En conclusion de mon article, je notais que la Suisse alémanique dispose théoriquement de tous les attributs d’une nation (elle est majoritaire dans un espace homogène) mais se prive d’un élément essentiel, la langue. Je me demandais si, pour débloquer la crise identitaire que cette situation anormale impose à tout le pays, la solution ne serait pas de faire d’un dialecte alémanique codifié en bonne et due forme la langue officielle et nationale à la place du Hochdeutsch. Les Pays-Bas s’étant flaminguisés, pourquoi la Suisse ne s’alémaniserait-elle pas?

Je le sais, l’histoire des Pays-Bas n’est pas celle de la Suisse, leur assurance identitaire date d’une époque où les Provinces Unies dominaient l’économie mondiale, ce qui n’a jamais été le cas de la Suisse alémanique que les tressautements identitaires allemands ont toujours terrifiée.
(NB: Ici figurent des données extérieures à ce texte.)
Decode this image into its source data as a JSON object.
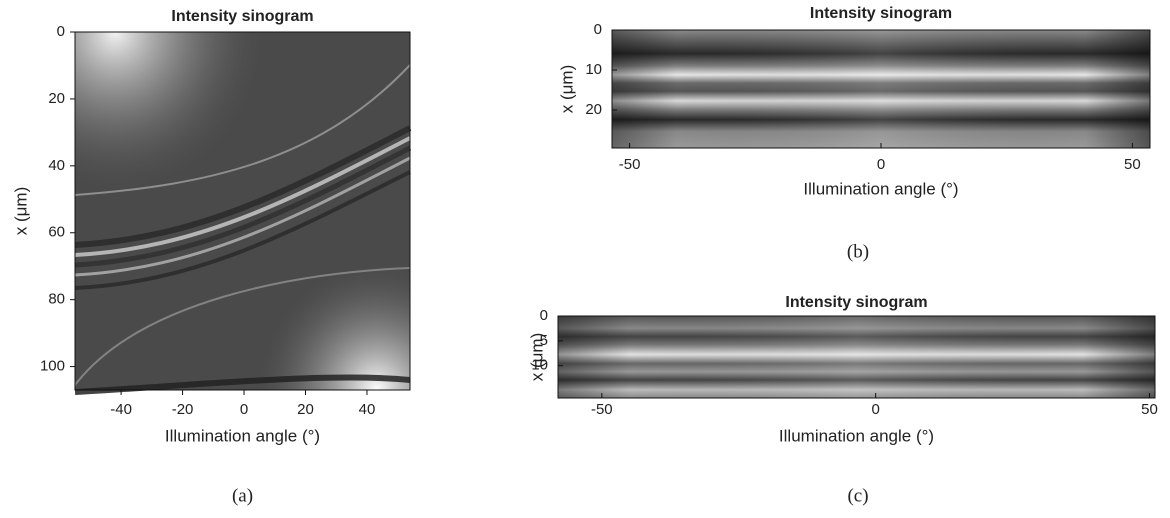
{
  "chart_data": [
    {
      "type": "image",
      "title": "Intensity sinogram",
      "xlabel": "Illumination angle (°)",
      "ylabel": "x (μm)",
      "caption": "(a)",
      "xlim": [
        -55,
        54
      ],
      "ylim": [
        0,
        107
      ],
      "y_inverted": true,
      "xticks": [
        -40,
        -20,
        0,
        20,
        40
      ],
      "yticks": [
        0,
        20,
        40,
        60,
        80,
        100
      ]
    },
    {
      "type": "image",
      "title": "Intensity sinogram",
      "xlabel": "Illumination angle (°)",
      "ylabel": "x (μm)",
      "caption": "(b)",
      "xlim": [
        -53.5,
        53.5
      ],
      "ylim": [
        0,
        29.5
      ],
      "y_inverted": true,
      "xticks": [
        -50,
        0,
        50
      ],
      "yticks": [
        0,
        10,
        20
      ]
    },
    {
      "type": "image",
      "title": "Intensity sinogram",
      "xlabel": "Illumination angle (°)",
      "ylabel": "x (μm)",
      "caption": "(c)",
      "xlim": [
        -58,
        51
      ],
      "ylim": [
        0,
        16.5
      ],
      "y_inverted": true,
      "xticks": [
        -50,
        0,
        50
      ],
      "yticks": [
        0,
        5,
        10
      ]
    }
  ]
}
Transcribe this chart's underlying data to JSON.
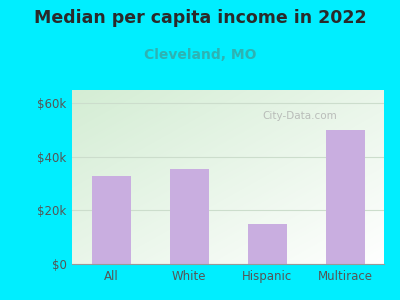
{
  "title": "Median per capita income in 2022",
  "subtitle": "Cleveland, MO",
  "categories": [
    "All",
    "White",
    "Hispanic",
    "Multirace"
  ],
  "values": [
    33000,
    35500,
    15000,
    50000
  ],
  "bar_color": "#c9aee0",
  "title_fontsize": 12.5,
  "subtitle_fontsize": 10,
  "subtitle_color": "#2db3b3",
  "title_color": "#2a2a2a",
  "background_outer": "#00eeff",
  "tick_label_color": "#555555",
  "ylim": [
    0,
    65000
  ],
  "yticks": [
    0,
    20000,
    40000,
    60000
  ],
  "ytick_labels": [
    "$0",
    "$20k",
    "$40k",
    "$60k"
  ],
  "watermark": "City-Data.com",
  "watermark_color": "#aaaaaa",
  "grid_color": "#ccddcc",
  "grad_top_left": "#d4edd4",
  "grad_bottom_right": "#f8fff8"
}
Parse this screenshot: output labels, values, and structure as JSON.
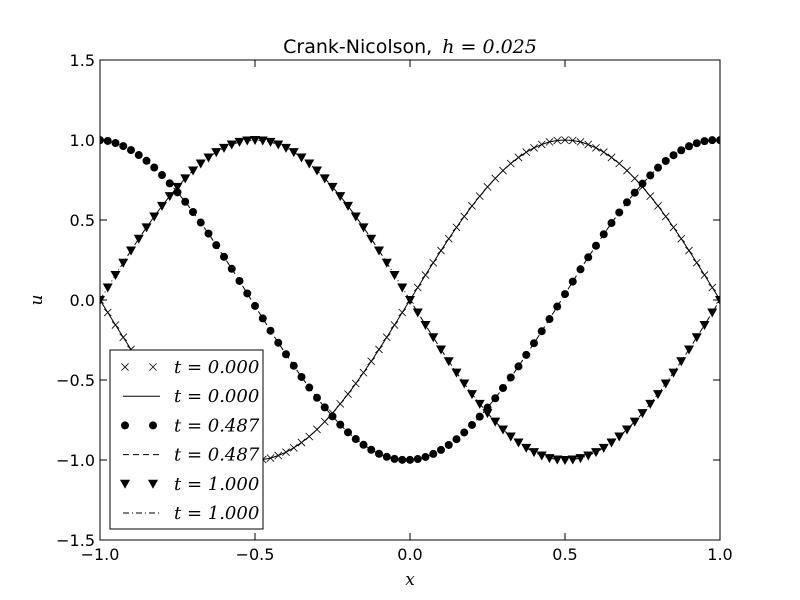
{
  "chart_data": {
    "type": "line",
    "title_prefix": "Crank-Nicolson,",
    "title_math": "h = 0.025",
    "xlabel": "x",
    "ylabel": "u",
    "xlim": [
      -1.0,
      1.0
    ],
    "ylim": [
      -1.5,
      1.5
    ],
    "x_ticks": [
      -1.0,
      -0.5,
      0.0,
      0.5,
      1.0
    ],
    "x_tick_labels": [
      "−1.0",
      "−0.5",
      "0.0",
      "0.5",
      "1.0"
    ],
    "y_ticks": [
      -1.5,
      -1.0,
      -0.5,
      0.0,
      0.5,
      1.0,
      1.5
    ],
    "y_tick_labels": [
      "−1.5",
      "−1.0",
      "−0.5",
      "0.0",
      "0.5",
      "1.0",
      "1.5"
    ],
    "grid": false,
    "legend_position": "lower-left",
    "x_step": 0.025,
    "series": [
      {
        "name": "t = 0.000",
        "style": "x-markers",
        "phase": 0.0,
        "values": [
          -0.0,
          -0.078,
          -0.156,
          -0.233,
          -0.309,
          -0.383,
          -0.454,
          -0.522,
          -0.588,
          -0.649,
          -0.707,
          -0.76,
          -0.809,
          -0.853,
          -0.891,
          -0.924,
          -0.951,
          -0.972,
          -0.988,
          -0.997,
          -1.0,
          -0.997,
          -0.988,
          -0.972,
          -0.951,
          -0.924,
          -0.891,
          -0.853,
          -0.809,
          -0.76,
          -0.707,
          -0.649,
          -0.588,
          -0.522,
          -0.454,
          -0.383,
          -0.309,
          -0.233,
          -0.156,
          -0.078,
          0.0,
          0.078,
          0.156,
          0.233,
          0.309,
          0.383,
          0.454,
          0.522,
          0.588,
          0.649,
          0.707,
          0.76,
          0.809,
          0.853,
          0.891,
          0.924,
          0.951,
          0.972,
          0.988,
          0.997,
          1.0,
          0.997,
          0.988,
          0.972,
          0.951,
          0.924,
          0.891,
          0.853,
          0.809,
          0.76,
          0.707,
          0.649,
          0.588,
          0.522,
          0.454,
          0.383,
          0.309,
          0.233,
          0.156,
          0.078,
          0.0
        ]
      },
      {
        "name": "t = 0.000",
        "style": "solid-line",
        "phase": 0.0,
        "values": [
          -0.0,
          -0.078,
          -0.156,
          -0.233,
          -0.309,
          -0.383,
          -0.454,
          -0.522,
          -0.588,
          -0.649,
          -0.707,
          -0.76,
          -0.809,
          -0.853,
          -0.891,
          -0.924,
          -0.951,
          -0.972,
          -0.988,
          -0.997,
          -1.0,
          -0.997,
          -0.988,
          -0.972,
          -0.951,
          -0.924,
          -0.891,
          -0.853,
          -0.809,
          -0.76,
          -0.707,
          -0.649,
          -0.588,
          -0.522,
          -0.454,
          -0.383,
          -0.309,
          -0.233,
          -0.156,
          -0.078,
          0.0,
          0.078,
          0.156,
          0.233,
          0.309,
          0.383,
          0.454,
          0.522,
          0.588,
          0.649,
          0.707,
          0.76,
          0.809,
          0.853,
          0.891,
          0.924,
          0.951,
          0.972,
          0.988,
          0.997,
          1.0,
          0.997,
          0.988,
          0.972,
          0.951,
          0.924,
          0.891,
          0.853,
          0.809,
          0.76,
          0.707,
          0.649,
          0.588,
          0.522,
          0.454,
          0.383,
          0.309,
          0.233,
          0.156,
          0.078,
          0.0
        ]
      },
      {
        "name": "t = 0.487",
        "style": "circle-markers",
        "phase": 0.487,
        "values": [
          0.999,
          0.994,
          0.981,
          0.962,
          0.937,
          0.906,
          0.87,
          0.828,
          0.781,
          0.729,
          0.673,
          0.614,
          0.55,
          0.484,
          0.415,
          0.343,
          0.27,
          0.195,
          0.119,
          0.041,
          -0.037,
          -0.115,
          -0.192,
          -0.267,
          -0.339,
          -0.411,
          -0.481,
          -0.547,
          -0.611,
          -0.671,
          -0.727,
          -0.779,
          -0.827,
          -0.869,
          -0.905,
          -0.936,
          -0.961,
          -0.98,
          -0.993,
          -0.999,
          -0.999,
          -0.994,
          -0.981,
          -0.962,
          -0.937,
          -0.906,
          -0.87,
          -0.828,
          -0.781,
          -0.729,
          -0.673,
          -0.614,
          -0.55,
          -0.484,
          -0.415,
          -0.343,
          -0.27,
          -0.195,
          -0.119,
          -0.041,
          0.037,
          0.115,
          0.192,
          0.267,
          0.339,
          0.411,
          0.481,
          0.547,
          0.611,
          0.671,
          0.727,
          0.779,
          0.827,
          0.869,
          0.905,
          0.936,
          0.961,
          0.98,
          0.993,
          0.999,
          0.999
        ]
      },
      {
        "name": "t = 0.487",
        "style": "dashed-line",
        "phase": 0.487,
        "values": [
          0.999,
          0.994,
          0.981,
          0.962,
          0.937,
          0.906,
          0.87,
          0.828,
          0.781,
          0.729,
          0.673,
          0.614,
          0.55,
          0.484,
          0.415,
          0.343,
          0.27,
          0.195,
          0.119,
          0.041,
          -0.037,
          -0.115,
          -0.192,
          -0.267,
          -0.339,
          -0.411,
          -0.481,
          -0.547,
          -0.611,
          -0.671,
          -0.727,
          -0.779,
          -0.827,
          -0.869,
          -0.905,
          -0.936,
          -0.961,
          -0.98,
          -0.993,
          -0.999,
          -0.999,
          -0.994,
          -0.981,
          -0.962,
          -0.937,
          -0.906,
          -0.87,
          -0.828,
          -0.781,
          -0.729,
          -0.673,
          -0.614,
          -0.55,
          -0.484,
          -0.415,
          -0.343,
          -0.27,
          -0.195,
          -0.119,
          -0.041,
          0.037,
          0.115,
          0.192,
          0.267,
          0.339,
          0.411,
          0.481,
          0.547,
          0.611,
          0.671,
          0.727,
          0.779,
          0.827,
          0.869,
          0.905,
          0.936,
          0.961,
          0.98,
          0.993,
          0.999,
          0.999
        ]
      },
      {
        "name": "t = 1.000",
        "style": "triangle-markers",
        "phase": 1.0,
        "values": [
          0.0,
          0.078,
          0.156,
          0.233,
          0.309,
          0.383,
          0.454,
          0.522,
          0.588,
          0.649,
          0.707,
          0.76,
          0.809,
          0.853,
          0.891,
          0.924,
          0.951,
          0.972,
          0.988,
          0.997,
          1.0,
          0.997,
          0.988,
          0.972,
          0.951,
          0.924,
          0.891,
          0.853,
          0.809,
          0.76,
          0.707,
          0.649,
          0.588,
          0.522,
          0.454,
          0.383,
          0.309,
          0.233,
          0.156,
          0.078,
          -0.0,
          -0.078,
          -0.156,
          -0.233,
          -0.309,
          -0.383,
          -0.454,
          -0.522,
          -0.588,
          -0.649,
          -0.707,
          -0.76,
          -0.809,
          -0.853,
          -0.891,
          -0.924,
          -0.951,
          -0.972,
          -0.988,
          -0.997,
          -1.0,
          -0.997,
          -0.988,
          -0.972,
          -0.951,
          -0.924,
          -0.891,
          -0.853,
          -0.809,
          -0.76,
          -0.707,
          -0.649,
          -0.588,
          -0.522,
          -0.454,
          -0.383,
          -0.309,
          -0.233,
          -0.156,
          -0.078,
          0.0
        ]
      },
      {
        "name": "t = 1.000",
        "style": "dashdot-line",
        "phase": 1.0,
        "values": [
          0.0,
          0.078,
          0.156,
          0.233,
          0.309,
          0.383,
          0.454,
          0.522,
          0.588,
          0.649,
          0.707,
          0.76,
          0.809,
          0.853,
          0.891,
          0.924,
          0.951,
          0.972,
          0.988,
          0.997,
          1.0,
          0.997,
          0.988,
          0.972,
          0.951,
          0.924,
          0.891,
          0.853,
          0.809,
          0.76,
          0.707,
          0.649,
          0.588,
          0.522,
          0.454,
          0.383,
          0.309,
          0.233,
          0.156,
          0.078,
          -0.0,
          -0.078,
          -0.156,
          -0.233,
          -0.309,
          -0.383,
          -0.454,
          -0.522,
          -0.588,
          -0.649,
          -0.707,
          -0.76,
          -0.809,
          -0.853,
          -0.891,
          -0.924,
          -0.951,
          -0.972,
          -0.988,
          -0.997,
          -1.0,
          -0.997,
          -0.988,
          -0.972,
          -0.951,
          -0.924,
          -0.891,
          -0.853,
          -0.809,
          -0.76,
          -0.707,
          -0.649,
          -0.588,
          -0.522,
          -0.454,
          -0.383,
          -0.309,
          -0.233,
          -0.156,
          -0.078,
          0.0
        ]
      }
    ]
  },
  "colors": {
    "ink": "#000000",
    "background": "#ffffff"
  }
}
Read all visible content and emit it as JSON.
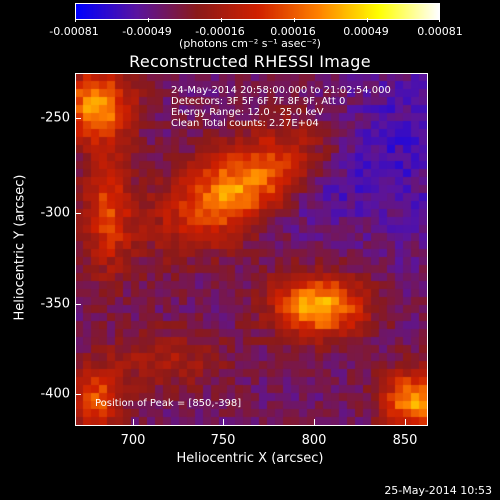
{
  "colorbar": {
    "ticks": [
      "-0.00081",
      "-0.00049",
      "-0.00016",
      "0.00016",
      "0.00049",
      "0.00081"
    ],
    "units": "(photons cm⁻² s⁻¹ asec⁻²)",
    "colors": [
      "#0000ff",
      "#5a14a0",
      "#8b1a1a",
      "#d02000",
      "#ff8000",
      "#ffff00",
      "#ffffff"
    ]
  },
  "plot": {
    "title": "Reconstructed RHESSI Image",
    "xlabel": "Heliocentric X (arcsec)",
    "ylabel": "Heliocentric Y (arcsec)",
    "xticks": [
      "700",
      "750",
      "800",
      "850"
    ],
    "yticks": [
      "-250",
      "-300",
      "-350",
      "-400"
    ]
  },
  "info": {
    "time": "24-May-2014 20:58:00.000 to 21:02:54.000",
    "detectors": "Detectors: 3F 5F 6F 7F 8F 9F, Att 0",
    "energy": "Energy Range: 12.0 - 25.0 keV",
    "clean": "Clean      Total counts: 2.27E+04",
    "peak": "Position of Peak = [850,-398]"
  },
  "footer": {
    "date": "25-May-2014 10:53"
  }
}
De plus, ce sont les Alémaniques eux-mêmes qui doivent se prendre en main, nous ne pouvons le faire à leur place. Pis même, le manque de communication est tel en ce pays que nous ne pouvons même pas lancer le débat en suggérant quelques idées.

Comme celle-ci par exemple: puisque le dialecte tend à dominer la radio et la télévision alémaniques, pourquoi le «Blick», journal populaire pro-européen, ne lancerait-il pas une édition en dialecte? Cela dégagerait le terrain et contribuerait à la disparition de cette malheureuse schizophrénie linguistique.